3) Discuss the treatment of woman in Hamlet. Your response should consider that we only have half their story- and their half is told not from thier perspective but from the perspective of others.
Since the play opens with the statement that something is rotten in the state of Denmark, one comes to the conclusion as we watch or read that a lot of things are rotten in the state of Denmark.
One of these may well be the treatment of women. As with all the rest of the play, you can interpret it in different ways. Was Hamlet truly in love with Ophelia? Was he just toying with her as Laertes feared? And even if Hamlet did love her, why was his need for revenge so much more important than his love for her?
On the face of it, Ophelia does not necessarily come off terribly well. Even assuming that there was a love between her and Hamlet was suicide really a very wise choice? Of course, we aren't even sure she did commit suicide. One could argue that whatever the cause of her death it is a result of the way she was mistreated by the males around her. But in other plays Shakespeare presented very strong women who were prepared to stand up for themselves. The possible interpretation is that the society that we are examining in this play is itself poisonous. Remember, they play is about royal and noble families where women are considered to be tools of diplomacy and are expected to be married off according to the needs of the state.

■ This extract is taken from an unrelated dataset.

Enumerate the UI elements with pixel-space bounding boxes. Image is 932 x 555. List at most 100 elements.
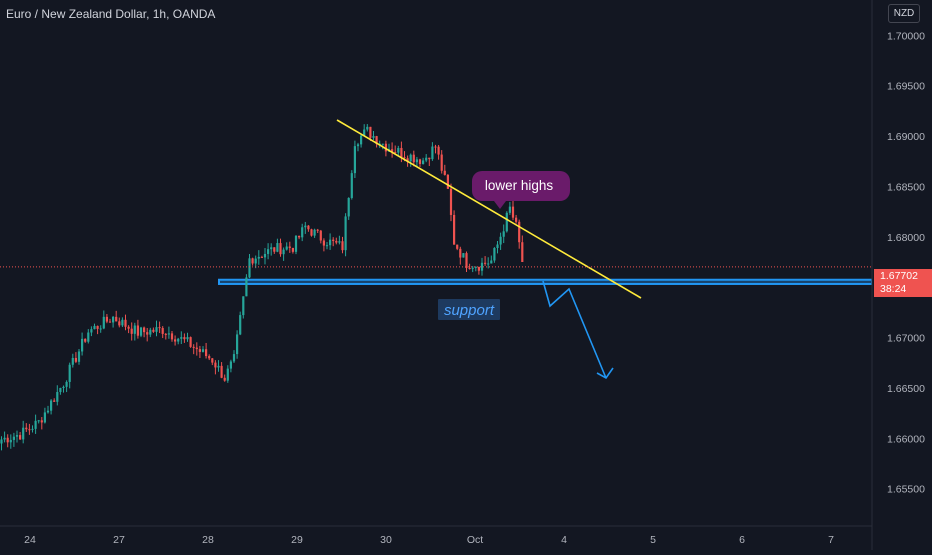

Then there is the matter of Hamlet's mother. He regards her as a foul, despicable creature. He clearly blames her for the marriage which resulted from his father's death. Again, this made a great deal of sense in dynastic terms. The state was stable if she married the King's brother. This provided continuity to the throne and kept the nation stable
On the other hand, there's always the implication that perhaps she assisted in the murder of Hamlet's father, her husband. If we assume that she was at least attracted to, if not actually in an illicit relationship with her brother-in-law, the entire picture changes.

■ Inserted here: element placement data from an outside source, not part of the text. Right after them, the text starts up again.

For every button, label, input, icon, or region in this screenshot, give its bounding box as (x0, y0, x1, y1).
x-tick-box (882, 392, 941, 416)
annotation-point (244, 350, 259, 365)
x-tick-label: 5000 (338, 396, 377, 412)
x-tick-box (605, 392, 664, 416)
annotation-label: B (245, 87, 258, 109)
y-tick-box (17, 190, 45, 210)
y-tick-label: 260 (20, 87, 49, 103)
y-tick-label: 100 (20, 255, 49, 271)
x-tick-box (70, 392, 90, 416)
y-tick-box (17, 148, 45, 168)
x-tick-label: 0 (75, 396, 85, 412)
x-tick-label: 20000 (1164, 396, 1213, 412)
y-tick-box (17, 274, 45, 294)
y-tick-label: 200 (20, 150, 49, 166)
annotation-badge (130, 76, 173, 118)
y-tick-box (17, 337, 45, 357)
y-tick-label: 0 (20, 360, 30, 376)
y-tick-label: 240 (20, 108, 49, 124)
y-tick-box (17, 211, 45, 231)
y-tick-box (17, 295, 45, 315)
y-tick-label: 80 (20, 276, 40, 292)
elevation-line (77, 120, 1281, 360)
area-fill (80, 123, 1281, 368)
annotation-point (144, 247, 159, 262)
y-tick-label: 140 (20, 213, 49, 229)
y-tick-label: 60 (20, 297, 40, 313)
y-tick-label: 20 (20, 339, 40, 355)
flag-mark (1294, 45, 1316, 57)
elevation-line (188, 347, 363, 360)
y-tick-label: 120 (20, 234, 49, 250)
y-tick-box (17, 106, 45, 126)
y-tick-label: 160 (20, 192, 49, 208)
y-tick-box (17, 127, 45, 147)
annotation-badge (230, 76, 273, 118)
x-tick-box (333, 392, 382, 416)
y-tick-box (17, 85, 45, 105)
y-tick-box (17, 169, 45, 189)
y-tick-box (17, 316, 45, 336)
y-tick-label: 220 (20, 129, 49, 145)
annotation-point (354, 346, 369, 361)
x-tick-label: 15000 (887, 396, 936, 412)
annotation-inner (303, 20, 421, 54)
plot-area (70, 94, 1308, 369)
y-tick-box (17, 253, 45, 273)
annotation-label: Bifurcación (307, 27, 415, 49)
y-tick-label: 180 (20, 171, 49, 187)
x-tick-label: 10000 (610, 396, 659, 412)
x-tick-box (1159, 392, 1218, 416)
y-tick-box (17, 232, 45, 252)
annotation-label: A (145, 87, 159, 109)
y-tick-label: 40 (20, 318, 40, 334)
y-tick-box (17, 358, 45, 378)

So we are left to wonder. Is Ophelia weak because society and an overbearing father and overprotective brother have made her weak? Is she weak because she has a weak character? Is Hamlet's mother guilty or innocent? And even if innocent are we to condemn her because she should have said she preferred to be the queen mother and have no power even if this affected state stability in a negative way?
One thing is clear, the women in this play are objects to be used by the men who care for them, or at least who control them. With the possible exception of Laertes, who perhaps did love his sister, the men are the only characters who matter, and even he expects her to obey him in protecting herself.
You will have to decide for yourself, Kid. The whole point of this play seems to be the real life can be incredibly messy and very confusing and nobody ever really knows much of anything with certainty. You can defend any position you care to take in this regard.
I think we should note that even under these extreme conditions, women in real life sometimes showed great courage and independence. Over the centuries Lucretia Borgia has been accused of being a truly horrible individual. A careful study of the facts shows that she was a strong woman, a loyal daughter, and probably not the murderess she has been accused of being for the past few centuries.
Although she did do her duty and accepted marriages for purposes of state, she nevertheless remained a strong individual within that framework. This was a very remarkable accomplishment. Certainly none of Shakespeare's characters in this play rise to that standard.